The Tuscarora Overlook Trail begins with a gradual to moderate descent. Your current trail is narrower than the main trail you traversed earlier, but it is still well-maintained and easy to follow. 3.5 miles into the hike, you reach the signed spur trail to Tuscarora Overlook, which is reached in 300 feet. Now this is a world-class view! Douthat Lake and Beards Mountain lie below you in the foreground with Rough Mountain and Mill Mountain behind them. Bearwallow Mountain can be seen in the distance to the south. Some interpretive signs describe the area as the pioneers would have seen it.
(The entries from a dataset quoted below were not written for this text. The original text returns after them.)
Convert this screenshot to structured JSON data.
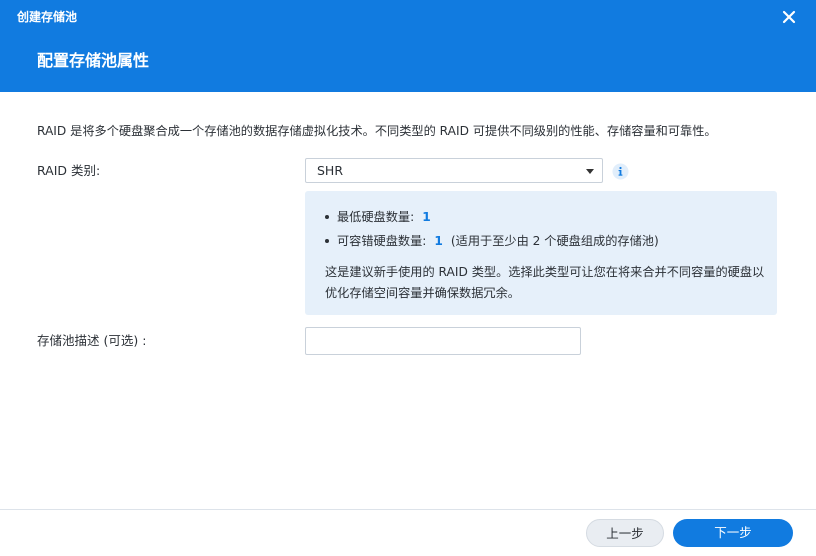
{
  "window": {
    "title": "创建存储池",
    "close_icon": "close-icon"
  },
  "step": {
    "title": "配置存储池属性"
  },
  "description": "RAID 是将多个硬盘聚合成一个存储池的数据存储虚拟化技术。不同类型的 RAID 可提供不同级别的性能、存储容量和可靠性。",
  "raid_type": {
    "label": "RAID 类别:",
    "selected": "SHR",
    "info_icon": "info-icon"
  },
  "info": {
    "min_disks_label": "最低硬盘数量:",
    "min_disks_value": "1",
    "fault_tolerance_label": "可容错硬盘数量:",
    "fault_tolerance_value": "1",
    "fault_tolerance_note": "(适用于至少由 2 个硬盘组成的存储池)",
    "paragraph": "这是建议新手使用的 RAID 类型。选择此类型可让您在将来合并不同容量的硬盘以优化存储空间容量并确保数据冗余。"
  },
  "pool_description": {
    "label": "存储池描述 (可选) :",
    "value": "",
    "placeholder": ""
  },
  "footer": {
    "prev_label": "上一步",
    "next_label": "下一步"
  },
  "colors": {
    "accent": "#117be0",
    "info_bg": "#e6f0fa"
  }
}
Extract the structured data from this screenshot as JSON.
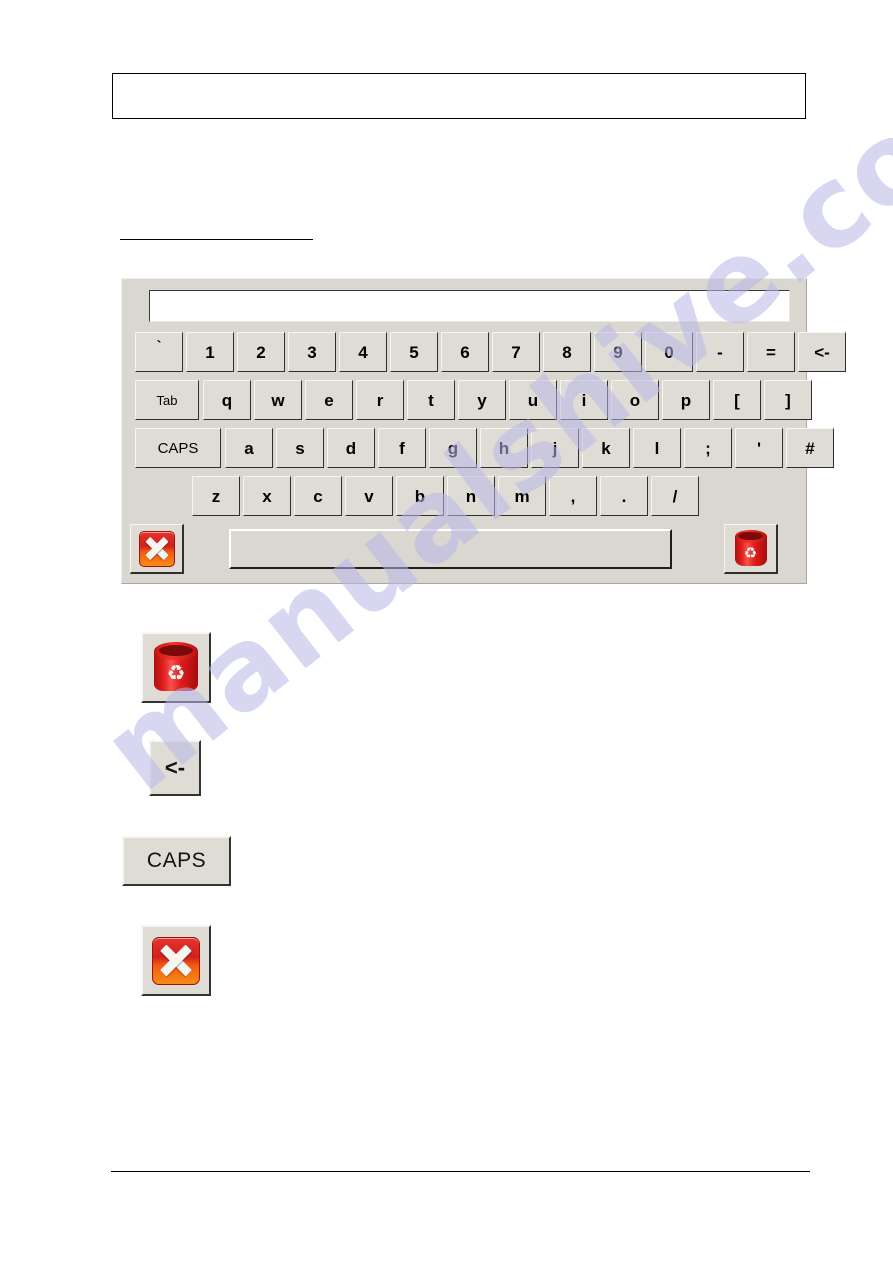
{
  "page": {
    "header_box_text": "",
    "heading_text": "",
    "watermark": "manualshive.com"
  },
  "keyboard": {
    "display_value": "",
    "display_placeholder": "",
    "rows": {
      "number": [
        "`",
        "1",
        "2",
        "3",
        "4",
        "5",
        "6",
        "7",
        "8",
        "9",
        "0",
        "-",
        "=",
        "<-"
      ],
      "top": [
        "Tab",
        "q",
        "w",
        "e",
        "r",
        "t",
        "y",
        "u",
        "i",
        "o",
        "p",
        "[",
        "]"
      ],
      "home": [
        "CAPS",
        "a",
        "s",
        "d",
        "f",
        "g",
        "h",
        "j",
        "k",
        "l",
        ";",
        "'",
        "#"
      ],
      "bottom": [
        "z",
        "x",
        "c",
        "v",
        "b",
        "n",
        "m",
        ",",
        ".",
        "/"
      ]
    },
    "bottom_row": {
      "close_icon": "close-x-icon",
      "spacebar_label": "",
      "clear_icon": "recycle-bin-icon"
    }
  },
  "legend": {
    "items": [
      {
        "icon": "recycle-bin-icon",
        "label": ""
      },
      {
        "icon": "backspace-key",
        "label": "<-"
      },
      {
        "icon": "caps-key",
        "label": "CAPS"
      },
      {
        "icon": "close-x-icon",
        "label": ""
      }
    ]
  },
  "colors": {
    "panel_bg": "#d9d7d0",
    "key_bg": "#dedcd5",
    "key_shadow": "#2f2f2d",
    "accent_red": "#d1211d",
    "accent_orange": "#f98b16",
    "watermark": "#b9b8e8"
  }
}
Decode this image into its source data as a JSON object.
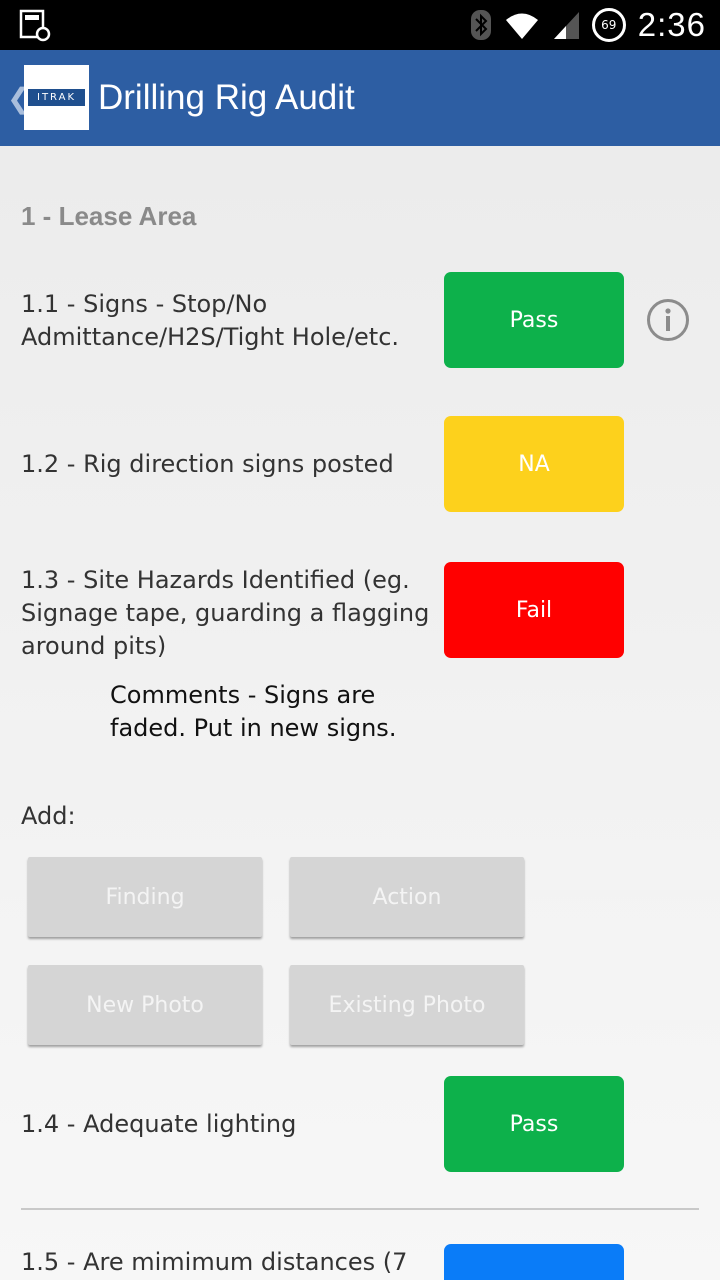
{
  "status_bar": {
    "time": "2:36",
    "battery": "69"
  },
  "app_bar": {
    "title": "Drilling Rig Audit",
    "logo_text": "ITRAK"
  },
  "section": {
    "title": "1 - Lease Area"
  },
  "questions": [
    {
      "label": "1.1 - Signs - Stop/No Admittance/H2S/Tight Hole/etc.",
      "status": "Pass"
    },
    {
      "label": "1.2 - Rig direction signs posted",
      "status": "NA"
    },
    {
      "label": "1.3 - Site Hazards Identified (eg. Signage tape, guarding a flagging around pits)",
      "status": "Fail",
      "comments": "Comments - Signs are faded. Put in new signs."
    },
    {
      "label": "1.4 - Adequate lighting",
      "status": "Pass"
    },
    {
      "label": "1.5 - Are mimimum distances (7",
      "status": ""
    }
  ],
  "add": {
    "label": "Add:",
    "finding": "Finding",
    "action": "Action",
    "new_photo": "New Photo",
    "existing_photo": "Existing Photo"
  },
  "colors": {
    "app_bar": "#2d5ea3",
    "pass": "#0db14b",
    "na": "#fdd11c",
    "fail": "#ff0000",
    "unanswered": "#0a7cf8"
  }
}
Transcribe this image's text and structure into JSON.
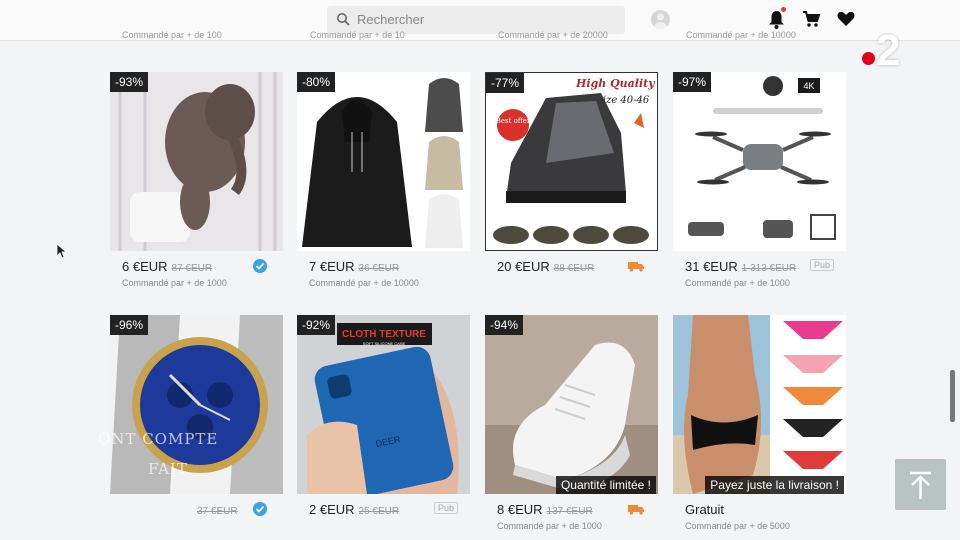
{
  "header": {
    "search_placeholder": "Rechercher",
    "previous_row_ordered": [
      "Commandé par + de 100",
      "Commandé par + de 10",
      "Commandé par + de 20000",
      "Commandé par + de 10000"
    ]
  },
  "channel_logo": {
    "digit": "2"
  },
  "products": [
    {
      "discount": "-93%",
      "price": "6 €EUR",
      "old_price": "87 €EUR",
      "ordered": "Commandé par + de 1000",
      "badge_type": "check"
    },
    {
      "discount": "-80%",
      "price": "7 €EUR",
      "old_price": "36 €EUR",
      "ordered": "Commandé par + de 10000",
      "badge_type": "none"
    },
    {
      "discount": "-77%",
      "price": "20 €EUR",
      "old_price": "88 €EUR",
      "ordered": "",
      "badge_type": "truck",
      "img_text": [
        "High Quality",
        "Size 40-46",
        "Best offer"
      ]
    },
    {
      "discount": "-97%",
      "price": "31 €EUR",
      "old_price": "1 313 €EUR",
      "ordered": "Commandé par + de 1000",
      "badge_type": "pub",
      "pub_label": "Pub",
      "img_text": [
        "4K"
      ]
    },
    {
      "discount": "-96%",
      "price": "",
      "old_price": "37 €EUR",
      "ordered": "",
      "badge_type": "check"
    },
    {
      "discount": "-92%",
      "price": "2 €EUR",
      "old_price": "25 €EUR",
      "ordered": "",
      "badge_type": "pub",
      "pub_label": "Pub",
      "img_text": [
        "CLOTH TEXTURE",
        "SOFT SILICONE CASE",
        "DEER"
      ]
    },
    {
      "discount": "-94%",
      "price": "8 €EUR",
      "old_price": "137 €EUR",
      "ordered": "Commandé par + de 1000",
      "badge_type": "truck",
      "tag": "Quantité limitée !"
    },
    {
      "discount": "",
      "price": "Gratuit",
      "old_price": "",
      "ordered": "Commandé par + de 5000",
      "badge_type": "none",
      "tag": "Payez juste la livraison !"
    }
  ],
  "ghost_caption": [
    "ONT COMPTE",
    "FAIT"
  ]
}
A rustic cabin provides shelter, and its front porch provides a nice place to sit and have a snack while taking in the view.
|View from Tuscarora Overlook|
Back on the Tuscarora Overlook Trail, the trail undulates gradually as it negotiates a couple of windfalls while heading southwest around a hollow in Middle Mountain’s east slope. At 4 miles, the Tuscarora Overlook Trail ends at its junction with the Stony Run Trail. A soft left turn will get you heading downhill on the Stony Run Trail and back toward the trailhead.
As its name suggests, the orange-blazed Stony Run Trail has more rocks underfoot than the Blue Suck Falls Trail on which you climbed. Also, while the Blue Suck Falls Trail went through the center of the trail system, the Stony Run Trail lies on the southern flank, so you will not encounter any exiting or entering trails for awhile.
|Descending switchbacks on Stony Run Trail|
6 miles into the hike, the Stony Run Trail crosses the small creek on stepping stones. The official park map indicates a waterfall. To see it, immediately after crossing the creek you will have to leave the official trail and make your way upstream about 150 feet on rough trail. This waterfall is a smaller version of Blue Suck Falls, as the small stream drops over several ledges, many of which are covered with green algae. We can thank the park officials for including this waterfall on the trail map, for otherwise most people would never find it.
|Small waterfall on Stony Run|
Back on the Stony Run Trail, the trail undulates gently as it heads down a wide hollow. Continue straight where a horse trail exits right to head out of the park. Soon the trail again crosses Stony Run with the aid of stepping stones. At 6.7 miles, you reach a trail intersection where the Locust Gap Trail exits left. To continue this loop, turn left to begin the Locust Gap Trail. Note that continuing straight on the Stony Run Trail will lead to a small parking area on CR 629 in another 1 mile. Unfortunately, this parking area is more than 1 mile south of where your car is parked.
|Intersection with Locust Gap Trail|
After a little more gradual climbing, you reach the height of land and begin a gradual descent into Blue Suck Falls Hollow. At 8.3 miles, you close the loop portion of this hike when you intersect the Blue Suck Falls Trail. A right turn and 0.8 miles of downhill walking on a moderate grade will return you to Camp Carson Picnic Area to complete the hike.